Se pagássemos apenas a matéria prima, sempre que o barril do petróleo aumentasse ou descesse, o preço do combustível iria mover-se da mesma forma. Mas não colocamos crude no depósito, alguém tem o trabalho de refinação. Também não o vamos buscar, ele chega até nós, ou à bomba mais próxima.

Contas feitas, quando abastecemos o carro, estamos a pagar muito mais do que o combustível, no preço final vem também os custos da extração do petróleo, a comercialização, a refinação e respectivos produtos, a distribuição e comercialização ao consumidor. Todo este circuito, segundo dados da Associação Portuguesa de Empresa Petrolíferas, representa na União Europeia mais de um terço do preço médio da gasolina, e quase metade do preço do gasóleo.

Tudo o resto são impostos. Estamos a falar em mais de metade da factura, que não paga nem matéria prima nem custos de exploração. São impostos sobre o consumo e IVA.

Tomando como exemplo um abastecimento de 50€ de gasolina simples 95, com o preço médio de venda ao público de 1,502 €/litro, o que representará 33,3 litros de combustível, verifica-se que:

Em Portugal, só com o Imposto sobre os combustíveis (ISP), o Estado arrecadou no ano passado 3.500 milhões de euros, avança hoje o Instituto nacional de Estatística.

Os impostos especiais de consumo são a maior componente fiscal, na maioria dos países europeus são “um montante fixo que permanece inalterado por longos períodos, independentemente do preço do crude”, segundo a Apetro. Estes impostos também variam entre países, segundo o tipo de combustível, o que dificulta a comparação.

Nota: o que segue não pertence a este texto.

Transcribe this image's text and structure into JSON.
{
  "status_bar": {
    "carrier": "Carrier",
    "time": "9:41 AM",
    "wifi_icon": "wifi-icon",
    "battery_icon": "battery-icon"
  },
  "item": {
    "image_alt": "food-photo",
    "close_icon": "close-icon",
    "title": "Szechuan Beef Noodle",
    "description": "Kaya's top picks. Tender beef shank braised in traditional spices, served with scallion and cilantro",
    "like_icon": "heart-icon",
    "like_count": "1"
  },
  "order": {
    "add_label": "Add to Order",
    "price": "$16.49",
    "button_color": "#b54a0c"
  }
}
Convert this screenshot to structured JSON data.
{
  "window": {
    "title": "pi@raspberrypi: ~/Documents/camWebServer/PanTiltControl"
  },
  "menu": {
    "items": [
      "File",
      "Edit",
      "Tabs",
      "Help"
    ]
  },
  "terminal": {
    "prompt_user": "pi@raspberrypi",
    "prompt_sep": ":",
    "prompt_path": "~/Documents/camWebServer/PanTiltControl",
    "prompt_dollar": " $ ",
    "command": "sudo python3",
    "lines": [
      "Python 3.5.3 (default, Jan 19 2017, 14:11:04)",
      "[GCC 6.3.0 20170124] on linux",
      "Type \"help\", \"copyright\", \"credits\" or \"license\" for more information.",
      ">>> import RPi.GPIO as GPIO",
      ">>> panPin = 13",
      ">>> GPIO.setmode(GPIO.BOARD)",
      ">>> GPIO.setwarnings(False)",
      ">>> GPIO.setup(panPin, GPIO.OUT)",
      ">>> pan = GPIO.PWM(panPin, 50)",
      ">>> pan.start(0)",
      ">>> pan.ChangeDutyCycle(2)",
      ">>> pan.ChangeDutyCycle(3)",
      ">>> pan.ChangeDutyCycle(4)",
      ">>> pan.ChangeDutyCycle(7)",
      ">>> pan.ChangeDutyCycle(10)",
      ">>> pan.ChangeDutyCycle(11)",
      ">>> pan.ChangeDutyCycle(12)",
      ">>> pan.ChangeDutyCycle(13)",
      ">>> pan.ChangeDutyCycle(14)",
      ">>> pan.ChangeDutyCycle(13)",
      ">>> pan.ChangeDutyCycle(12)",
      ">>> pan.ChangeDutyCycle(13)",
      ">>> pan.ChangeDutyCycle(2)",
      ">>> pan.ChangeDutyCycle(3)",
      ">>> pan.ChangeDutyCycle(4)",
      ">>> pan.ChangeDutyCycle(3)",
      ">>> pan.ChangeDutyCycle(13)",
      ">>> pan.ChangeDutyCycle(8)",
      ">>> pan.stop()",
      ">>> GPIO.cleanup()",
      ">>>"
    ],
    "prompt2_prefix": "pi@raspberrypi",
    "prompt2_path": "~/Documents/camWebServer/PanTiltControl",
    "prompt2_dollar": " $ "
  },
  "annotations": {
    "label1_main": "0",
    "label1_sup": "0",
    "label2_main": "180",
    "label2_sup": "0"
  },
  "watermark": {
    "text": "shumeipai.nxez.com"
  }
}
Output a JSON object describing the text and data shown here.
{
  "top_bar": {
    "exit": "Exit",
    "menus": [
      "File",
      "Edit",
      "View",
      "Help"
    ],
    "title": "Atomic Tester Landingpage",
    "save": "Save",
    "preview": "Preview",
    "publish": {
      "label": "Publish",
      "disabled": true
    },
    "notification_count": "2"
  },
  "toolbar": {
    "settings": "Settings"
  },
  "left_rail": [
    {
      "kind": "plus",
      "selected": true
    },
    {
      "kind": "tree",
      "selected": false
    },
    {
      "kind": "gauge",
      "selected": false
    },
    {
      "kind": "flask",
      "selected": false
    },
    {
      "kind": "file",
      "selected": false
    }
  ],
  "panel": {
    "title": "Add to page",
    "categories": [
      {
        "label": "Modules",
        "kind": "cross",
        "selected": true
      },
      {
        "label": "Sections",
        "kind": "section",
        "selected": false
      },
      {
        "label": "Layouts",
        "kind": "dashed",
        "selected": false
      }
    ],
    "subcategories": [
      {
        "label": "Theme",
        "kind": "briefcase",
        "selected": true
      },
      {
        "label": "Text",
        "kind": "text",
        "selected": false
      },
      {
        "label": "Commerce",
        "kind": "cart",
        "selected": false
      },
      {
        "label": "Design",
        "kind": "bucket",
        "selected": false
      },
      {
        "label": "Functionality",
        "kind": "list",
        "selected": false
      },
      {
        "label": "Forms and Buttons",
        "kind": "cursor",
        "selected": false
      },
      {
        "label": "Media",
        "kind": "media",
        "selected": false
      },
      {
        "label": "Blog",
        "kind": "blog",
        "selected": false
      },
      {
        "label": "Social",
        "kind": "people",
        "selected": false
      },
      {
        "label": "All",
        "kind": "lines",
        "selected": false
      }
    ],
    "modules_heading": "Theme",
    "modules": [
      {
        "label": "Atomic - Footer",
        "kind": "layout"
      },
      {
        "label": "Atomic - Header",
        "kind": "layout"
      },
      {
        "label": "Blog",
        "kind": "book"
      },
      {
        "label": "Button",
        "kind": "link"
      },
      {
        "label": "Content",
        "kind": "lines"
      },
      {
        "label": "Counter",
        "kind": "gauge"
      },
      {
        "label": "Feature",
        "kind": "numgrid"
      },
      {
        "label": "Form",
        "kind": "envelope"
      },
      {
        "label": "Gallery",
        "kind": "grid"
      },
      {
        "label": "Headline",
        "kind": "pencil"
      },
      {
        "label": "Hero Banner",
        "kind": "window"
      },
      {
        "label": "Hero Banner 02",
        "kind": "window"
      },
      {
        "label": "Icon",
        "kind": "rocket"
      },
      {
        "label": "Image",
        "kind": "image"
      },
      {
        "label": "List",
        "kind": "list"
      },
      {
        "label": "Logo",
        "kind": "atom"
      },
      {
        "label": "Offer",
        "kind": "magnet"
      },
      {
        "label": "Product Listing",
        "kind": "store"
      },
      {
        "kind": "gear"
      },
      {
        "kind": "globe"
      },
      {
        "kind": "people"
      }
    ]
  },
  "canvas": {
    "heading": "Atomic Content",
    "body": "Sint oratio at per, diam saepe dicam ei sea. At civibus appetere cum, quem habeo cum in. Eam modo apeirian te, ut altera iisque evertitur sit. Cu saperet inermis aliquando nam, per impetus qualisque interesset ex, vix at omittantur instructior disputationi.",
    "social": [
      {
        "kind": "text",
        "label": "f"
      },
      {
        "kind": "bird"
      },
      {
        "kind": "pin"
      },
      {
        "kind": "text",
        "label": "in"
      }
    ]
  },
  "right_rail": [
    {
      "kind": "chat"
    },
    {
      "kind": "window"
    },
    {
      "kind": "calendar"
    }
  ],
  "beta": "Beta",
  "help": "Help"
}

A influenciar o preço está também o câmbio da moeda. O petróleo bruto é transacionado em dólares, mas os combustíveis são vendidos em euros, ou outras moedas nacionais.

Tudo somado, quando o preço do barril de crude sobe ou desce no mercado internacional, isso vai mexer com um quarto do preço final da gasolina e menos de metade do preço do gasóleo. Tudo o resto são custos praticamente fixos e, por isso, o preço do petróleo tem um impacto tão limitado no preço de venda final dos combustíveis.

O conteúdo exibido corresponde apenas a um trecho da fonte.